Since its inception, the federal Clean Water Act has prohibited the discharge of untreated sewage from vessels in all of Long Island Sound. Now, eliminating the release of all sewage from boats, both treated and untreated, will result in further reductions of human fecal waste discharge and, therefore, reductions in nutrient loading and potential human exposure to bacterial and viral pathogens in swimming areas, shellfish beds and other environmentally sensitive aquatic habitats. Connecticut has designated No Discharge Areas (NDAs) in all of Connecticut's coastal waters from the Rhode Island state boundary in the Pawcatuck River to the New York State Boundary in the Byram River and extending from shore out to the New York state boundary.
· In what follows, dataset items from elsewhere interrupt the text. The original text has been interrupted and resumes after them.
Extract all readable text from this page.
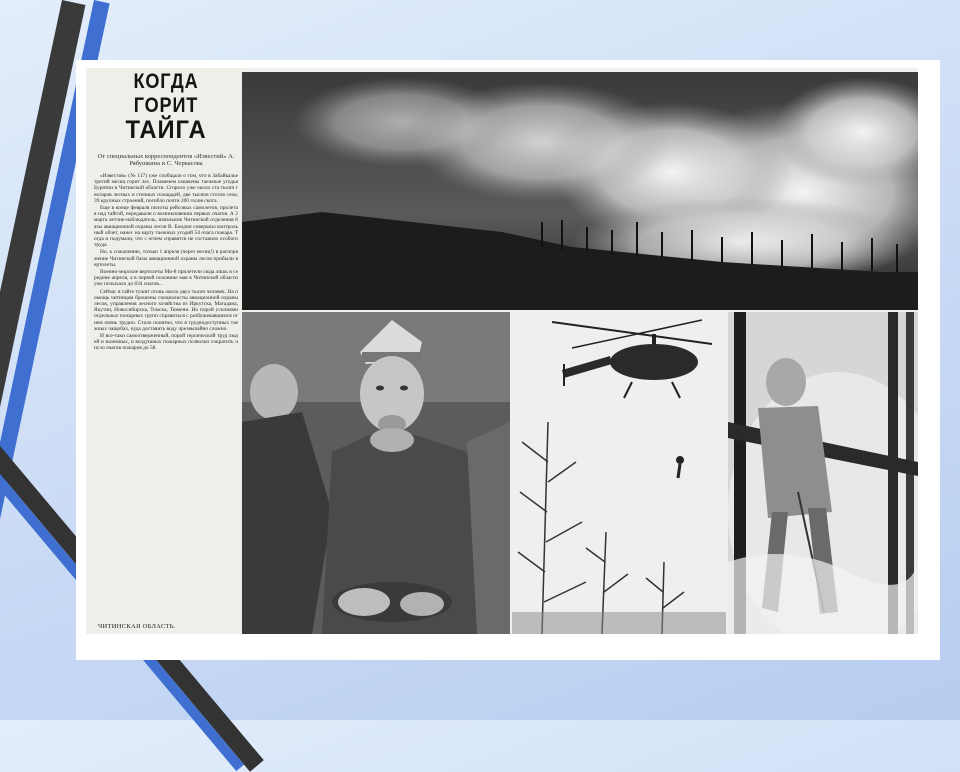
КОГДА ГОРИТ
ТАЙГА
От специальных корреспондентов «Известий» А. Рябушкина и С. Черкасова

«Известия» (№ 117) уже сообщали о том, что в Забайкалье третий месяц горит лес. Пламенем охвачены таежные угодья Бурятии и Читинской области. Сгорело уже около ста тысяч гектаров лесных и степных площадей, две тысячи стогов сена, 39 крупных строений, погибло почти 200 голов скота.

Еще в конце февраля пилоты рейсовых самолетов, пролетая над тайгой, передавали о возникновении первых очагов. А 2 марта летчик-наблюдатель, начальник Читинской отделения базы авиационной охраны лесов В. Бондин совершил контрольный облет, нанес на карту таежных угодий 54 очага пожара. Тогда и подумали, что с огнем справятся не составило особого труда.

Но, к сожалению, только 1 апреля (через месяц!) в распоряжение Читинской базы авиационной охраны лесов прибыли вертолеты.

Военно-морские вертолеты Ми-8 прилетели сюда лишь в середине апреля, а в первой половине мая в Читинской области уже полыхало до 834 очагов...

Сейчас в тайге тушит огонь около двух тысяч человек. На помощь читинцам брошены специалисты авиационной охраны лесов, управления лесного хозяйства из Иркутска, Магадана, Якутии, Новосибирска, Томска, Тюмени. Но порой усилиями отдельных пожарных групп справиться с разбушевавшимся огнем очень трудно. Стало понятно, что в труднодоступных таежных чащобах, куда доставить воду чрезвычайно сложно.

И все-таки самоотверженный, порой героический труд людей и наземных, и воздушных пожарных позволил сократить число очагов пожаров до 58.

ЧИТИНСКАЯ ОБЛАСТЬ.
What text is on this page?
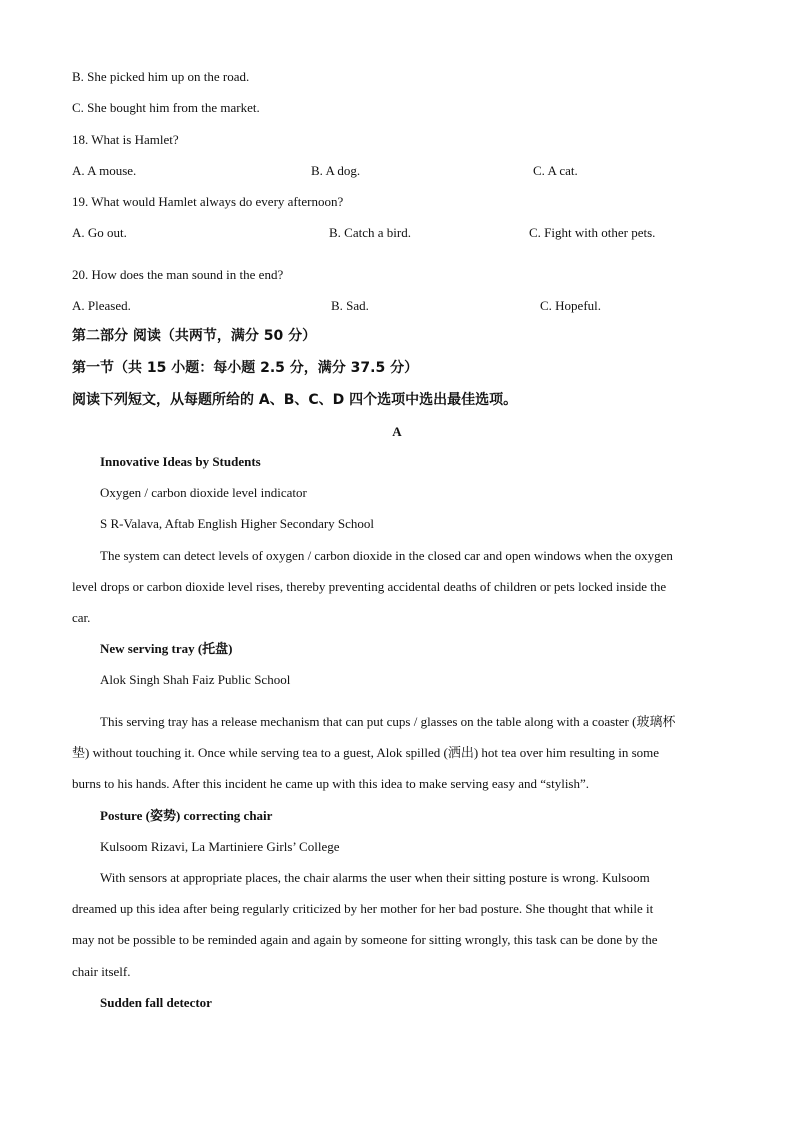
B. She picked him up on the road.
C. She bought him from the market.
18. What is Hamlet?
A. A mouse.	B. A dog.	C. A cat.
19. What would Hamlet always do every afternoon?
A. Go out.	B. Catch a bird.	C. Fight with other pets.
20. How does the man sound in the end?
A. Pleased.	B. Sad.	C. Hopeful.
第二部分 阅读（共两节，满分 50 分）
第一节（共 15 小题：每小题 2.5 分，满分 37.5 分）
阅读下列短文，从每题所给的 A、B、C、D 四个选项中选出最佳选项。
A
Innovative Ideas by Students
Oxygen / carbon dioxide level indicator
S R-Valava, Aftab English Higher Secondary School
The system can detect levels of oxygen / carbon dioxide in the closed car and open windows when the oxygen
level drops or carbon dioxide level rises, thereby preventing accidental deaths of children or pets locked inside the
car.
New serving tray (托盘)
Alok Singh Shah Faiz Public School
This serving tray has a release mechanism that can put cups / glasses on the table along with a coaster (玻璃杯
垫) without touching it. Once while serving tea to a guest, Alok spilled (洒出) hot tea over him resulting in some
burns to his hands. After this incident he came up with this idea to make serving easy and “stylish”.
Posture (姿势) correcting chair
Kulsoom Rizavi, La Martiniere Girls’ College
With sensors at appropriate places, the chair alarms the user when their sitting posture is wrong. Kulsoom
dreamed up this idea after being regularly criticized by her mother for her bad posture. She thought that while it
may not be possible to be reminded again and again by someone for sitting wrongly, this task can be done by the
chair itself.
Sudden fall detector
In these waters the discharge of any sewage from any vessel is prohibited.
EPA has approved the No Discharge Areas pursuant to Section 312(f)(3) of the Federal Clean Water Act as amended. Information regarding federal approval of Connecticut NDAs can be found on the EPA website.
The DEEP CVA Facilities/Pumpout Map can help you locate a nearby recreational boat pumpout facility. Additionally, please visit Connecticut’s Clean Vessel Act (CVA) webpage to learn why boaters must install or upgrade a marine sanitation device (MSD) in order to be in compliance with the existing laws governing vessel sewage discharge, and to find valuable information on how to choose a system, the different sewage system designs and system components available, and helpful tips for their installation and maintenance. You will also find information about the Federal CVA Grant Program, which provides federally funded matching grants to public and private boating facilities for qualifying projects that provide boat sewage disposal facilities.